Colorado Springs Gazette, 5-17-09




It’s a small, intimate venue, maybe thirty seats.  The Jazz Philharmonic Hall in St Petersburg has a big hall for the stars who come to town, but the Ellington Room is my favorite spot.  Quiet, cozy, and jam sessions every Tuesday night.

It’s amazing how popular jazz is here.  Sure, St Petersburg is a city of over a million people, so there’s bound to be some fans, but I never thought of jazz as a Russian passion.  Most of my friends, however, know where all the good clubs are, and the Jazz Philharmonic Hall is a source of civic pride. 

This is all so fascinating because it’s a complete turnaround from Soviet policy.  Jazz used to be dangerous for Russians to listen to.  It symbolized everything the Soviets feared about America.  Now all Russian music schools offer jazz programs.  Unbelievable.

The open embracing of jazz is, I think, part of Russia’s attempt to deal with its past.  There’s a wonderful film that opened soon after I arrived here:  “Stilyagi”, roughly translated as “Stylish People”.  It was a derisive term, used to describe a counter-cultural, pro-American movement during the Khrushchev era.  Stilyagi men wore zoot suits and slicked back their hair.  Stilyagi women wore fishnets and piled their hair high.

Most importantly, Stilyagi  loved jazz.  They played jazz, listened to jazz, and danced to jazz, all on illegal recordings made on old X-rays that wouldn’t look like records if the authorities raided their homes.

“Stilyagi” has a sweet story, musical numbers from Russia’s top musicians, and a big finish that encourages Russia to celebrate some level of personal diversity.  You gotta give ‘em credit for trying.

I think about all this as I listen to the jam.

From the first few notes, it’s clear I’m not in the same league with these guys.  Their playing is effortless.  They improvise as easily as they breathe, and they swing like nobody’s business.  But I don’t care.  I’ve been talking to the musicians for an hour or so.  Being an American who speaks Russian and knows a little about jazz has given me some sort of cache’ here.  I think I can pull it off.

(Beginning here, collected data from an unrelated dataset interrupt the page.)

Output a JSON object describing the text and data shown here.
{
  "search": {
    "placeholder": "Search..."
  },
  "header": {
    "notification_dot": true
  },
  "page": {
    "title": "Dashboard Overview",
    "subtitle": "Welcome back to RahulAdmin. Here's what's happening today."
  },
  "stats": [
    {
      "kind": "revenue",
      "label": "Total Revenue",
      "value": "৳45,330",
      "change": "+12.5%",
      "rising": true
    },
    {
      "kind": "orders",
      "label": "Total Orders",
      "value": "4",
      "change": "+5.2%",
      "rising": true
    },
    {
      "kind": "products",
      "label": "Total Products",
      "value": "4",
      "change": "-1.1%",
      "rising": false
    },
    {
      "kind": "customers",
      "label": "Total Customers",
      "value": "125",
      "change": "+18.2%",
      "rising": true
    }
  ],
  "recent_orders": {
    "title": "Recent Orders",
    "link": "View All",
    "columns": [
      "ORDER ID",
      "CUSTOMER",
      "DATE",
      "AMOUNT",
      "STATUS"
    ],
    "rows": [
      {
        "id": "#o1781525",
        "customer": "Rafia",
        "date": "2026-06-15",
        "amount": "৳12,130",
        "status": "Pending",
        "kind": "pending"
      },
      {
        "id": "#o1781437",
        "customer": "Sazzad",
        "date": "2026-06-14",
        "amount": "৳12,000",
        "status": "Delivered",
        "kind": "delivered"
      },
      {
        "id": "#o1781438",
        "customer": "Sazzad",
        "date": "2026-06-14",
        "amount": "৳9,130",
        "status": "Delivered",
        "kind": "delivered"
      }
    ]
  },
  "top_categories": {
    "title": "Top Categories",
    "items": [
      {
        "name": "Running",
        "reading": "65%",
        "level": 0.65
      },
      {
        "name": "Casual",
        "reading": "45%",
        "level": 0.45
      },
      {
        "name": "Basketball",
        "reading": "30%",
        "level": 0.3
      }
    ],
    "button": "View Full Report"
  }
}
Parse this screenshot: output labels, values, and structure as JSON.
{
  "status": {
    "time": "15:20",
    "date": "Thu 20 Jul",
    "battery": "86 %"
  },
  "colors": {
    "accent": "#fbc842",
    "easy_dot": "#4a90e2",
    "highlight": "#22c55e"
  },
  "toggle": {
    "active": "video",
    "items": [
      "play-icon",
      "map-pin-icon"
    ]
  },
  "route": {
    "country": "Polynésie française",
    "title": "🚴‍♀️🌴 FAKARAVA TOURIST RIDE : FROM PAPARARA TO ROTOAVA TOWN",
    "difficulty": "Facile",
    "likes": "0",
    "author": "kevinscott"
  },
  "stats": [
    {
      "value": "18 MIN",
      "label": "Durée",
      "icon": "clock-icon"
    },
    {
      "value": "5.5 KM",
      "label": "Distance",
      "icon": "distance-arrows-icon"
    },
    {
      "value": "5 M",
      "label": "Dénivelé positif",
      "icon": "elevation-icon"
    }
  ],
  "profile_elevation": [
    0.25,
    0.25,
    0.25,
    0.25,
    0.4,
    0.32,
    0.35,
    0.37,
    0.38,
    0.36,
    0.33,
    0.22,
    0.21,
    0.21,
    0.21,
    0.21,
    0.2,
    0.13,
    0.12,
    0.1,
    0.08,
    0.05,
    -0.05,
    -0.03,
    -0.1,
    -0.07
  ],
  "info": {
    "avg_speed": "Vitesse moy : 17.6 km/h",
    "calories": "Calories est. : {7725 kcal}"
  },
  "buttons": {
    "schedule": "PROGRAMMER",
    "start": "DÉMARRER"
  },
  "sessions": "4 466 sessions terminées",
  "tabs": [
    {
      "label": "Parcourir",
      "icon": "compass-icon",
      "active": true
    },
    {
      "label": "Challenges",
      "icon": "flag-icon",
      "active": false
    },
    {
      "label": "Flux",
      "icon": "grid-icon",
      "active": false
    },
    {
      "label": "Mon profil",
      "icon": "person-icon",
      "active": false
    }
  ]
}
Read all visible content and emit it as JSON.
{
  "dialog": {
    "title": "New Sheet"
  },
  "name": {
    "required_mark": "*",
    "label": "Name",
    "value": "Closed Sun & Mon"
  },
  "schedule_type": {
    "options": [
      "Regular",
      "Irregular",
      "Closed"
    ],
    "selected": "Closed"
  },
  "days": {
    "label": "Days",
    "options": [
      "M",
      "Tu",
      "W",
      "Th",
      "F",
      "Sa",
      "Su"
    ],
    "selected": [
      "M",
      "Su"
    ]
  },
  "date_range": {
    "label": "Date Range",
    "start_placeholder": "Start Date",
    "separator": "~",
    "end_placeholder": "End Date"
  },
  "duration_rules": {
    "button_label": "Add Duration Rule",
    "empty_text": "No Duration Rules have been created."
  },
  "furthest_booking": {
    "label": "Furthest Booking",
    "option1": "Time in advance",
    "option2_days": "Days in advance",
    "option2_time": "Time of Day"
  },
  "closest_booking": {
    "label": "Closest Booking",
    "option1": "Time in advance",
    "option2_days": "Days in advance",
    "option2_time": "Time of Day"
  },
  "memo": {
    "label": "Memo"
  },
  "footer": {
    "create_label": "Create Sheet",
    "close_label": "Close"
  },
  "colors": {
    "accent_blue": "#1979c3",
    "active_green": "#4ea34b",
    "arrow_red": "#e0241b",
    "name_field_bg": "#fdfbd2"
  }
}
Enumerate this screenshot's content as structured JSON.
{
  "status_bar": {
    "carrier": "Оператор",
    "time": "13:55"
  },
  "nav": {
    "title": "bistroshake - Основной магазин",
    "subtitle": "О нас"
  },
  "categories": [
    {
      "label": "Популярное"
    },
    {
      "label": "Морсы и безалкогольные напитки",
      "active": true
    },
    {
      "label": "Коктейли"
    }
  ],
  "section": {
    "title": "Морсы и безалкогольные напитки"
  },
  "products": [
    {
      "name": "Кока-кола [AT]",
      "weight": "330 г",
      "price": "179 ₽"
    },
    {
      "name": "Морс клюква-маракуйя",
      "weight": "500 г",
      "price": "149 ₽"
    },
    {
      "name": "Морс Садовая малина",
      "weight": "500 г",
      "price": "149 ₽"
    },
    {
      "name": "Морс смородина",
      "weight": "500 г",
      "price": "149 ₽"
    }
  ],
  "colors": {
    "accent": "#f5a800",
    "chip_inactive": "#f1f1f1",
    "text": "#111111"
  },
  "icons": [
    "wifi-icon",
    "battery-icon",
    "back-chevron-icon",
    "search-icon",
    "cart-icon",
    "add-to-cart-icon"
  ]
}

I ask the pianist if I can join the jam.  He enthusiastically offers me his seat.  I call the tune, my prerogative as guest.  The bass player nods to indicate he knows it, and confirms the key we’ll play it in.  I make eye contact with the drummer.  He hasn’t yet said a word to me, but  I figure it’s now or never.  I snap my fingers a few times, and we’re off.

It’s great to play with pros.  I fly along with the bass player and drummer, touching ground here and there to fill out the harmonies in what seems right to me.  The bass player makes it easy to hear where the piece is going, and the drummer lays down a beat that is disciplined but full of swing.  I don’t have to think about anything.  I can just play.

My turn comes around to solo, and I think I do all right.  As I hand off the chorus to the bass player, I cut my comping back to a minimum so the audience can hear.  When we start to trade fours, I think, “Well, this is it.  I’m jamming  in St Petersburg’s Ellington Room.  Anything else good that happens in my life I’ll just be grateful for.”

I hand over my seat to the next pianist.  She, like all the local musicians, is far better than I am.  She accompanies a vocalist on one of the most beautiful ballads ever written, Hoagy Carmichael’s “Skylark”.  It’s very sweet to hear Russian vocalists sing jazz standards.  Even though their English isn’t the greatest and they may not always understand the words, it’s obvious they love the music.

My favorite scene in “Stilyagi” reminds me of this.  The hero is learning to play the sax so he can win the girl of his dreams.  He’s imagining he’s on a balcony in New York, and there’s a fade back to the New York skyline.  Lots of night lights on Broadway, the kind of scene you see in American films all the time. What makes this one different are the glowing blue letters:   “ETHEL WATERS SIGNS GERSHWIN”.

This doesn’t bother me at all.  In the  blue incandescent alphabet, I see love letters to America.